This is from the British Medical Journal’s editorial:
Drawing on interviews, documents, and data made public at the GMC [General Medical Council] hearings, Deer shows how Wakefield altered numerous facts about the patients’ medical histories in order to support his claim to have identified a new syndrome; how his institution, the Royal Free Hospital and Medical School in London, supported him as he sought to exploit the ensuing MMR scare for financial gain; and how key players failed to investigate thoroughly in the public interest when Deer first raised his concerns.
Deer published his first investigation into Wakefield’s paper in 2004.12 This uncovered the possibility of research fraud, unethical treatment of children, and Wakefield’s conflict of interest through his involvement with a lawsuit against manufacturers of the MMR vaccine.

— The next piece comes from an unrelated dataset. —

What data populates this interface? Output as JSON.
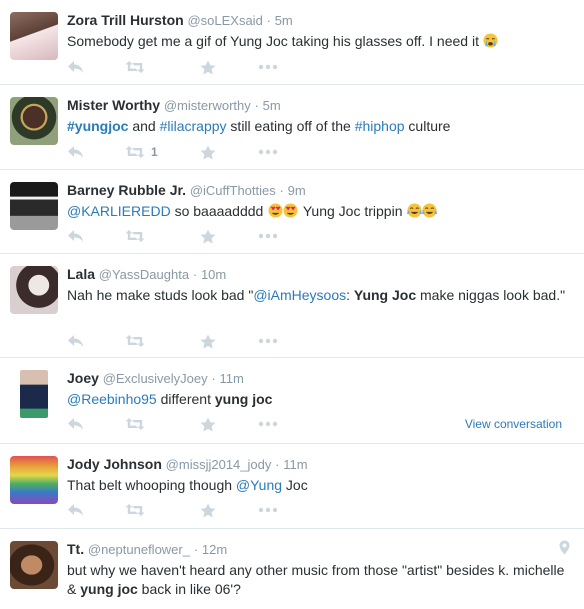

Building on these findings, the GMC launched its own proceedings that focused on whether the research was ethical. But while the disciplinary panel was examining the children’s medical records in public, Deer compared them with what was published in the Lancet. His focus was now on whether the research was true.
… He found that not one of the 12 cases reported in the 1998 Lancet paper was free of misrepresentation or undisclosed alteration, and that in no single case could the medical records be fully reconciled with the descriptions, diagnoses, or histories published in the journal.
… A great deal of thought and effort must have gone into drafting the paper to achieve the results he wanted: the discrepancies all led in one direction; misreporting was gross. Moreover, although the scale of the GMC’s 217 day hearing precluded additional charges focused directly on the fraud, the panel found him guilty of dishonesty concerning the study’s admissions criteria, its funding by the Legal Aid Board, and his statements about it afterwards.
… Wakefield has been given ample opportunity either to replicate the paper’s findings, or to say he was mistaken. He has declined to do either.
The GMC requisitioned the records of the cases that Wakefield used. Their inspection of the records revealed that Wakefield re-wrote the profiles in the paper so that symptoms that appeared before vaccination were not mentioned until afterwards, children with normal bowel tissue were recorded as having pathology, children recorded as being normal before vaccination had long histories of fits and bowel problems, and symptoms that started months later were changed to starting within a couple of weeks. Not one single case in the paper accurately matched the hospital’s records of the same patient. Children who were assumed to be from the London area were recruited from far and wide. They came from families suspicious about the vaccines, who had already applied for legal aid to sue the vaccine manufacturers. In addition, some of the children were referred by lawyers hoping to win lawsuits and claim damages.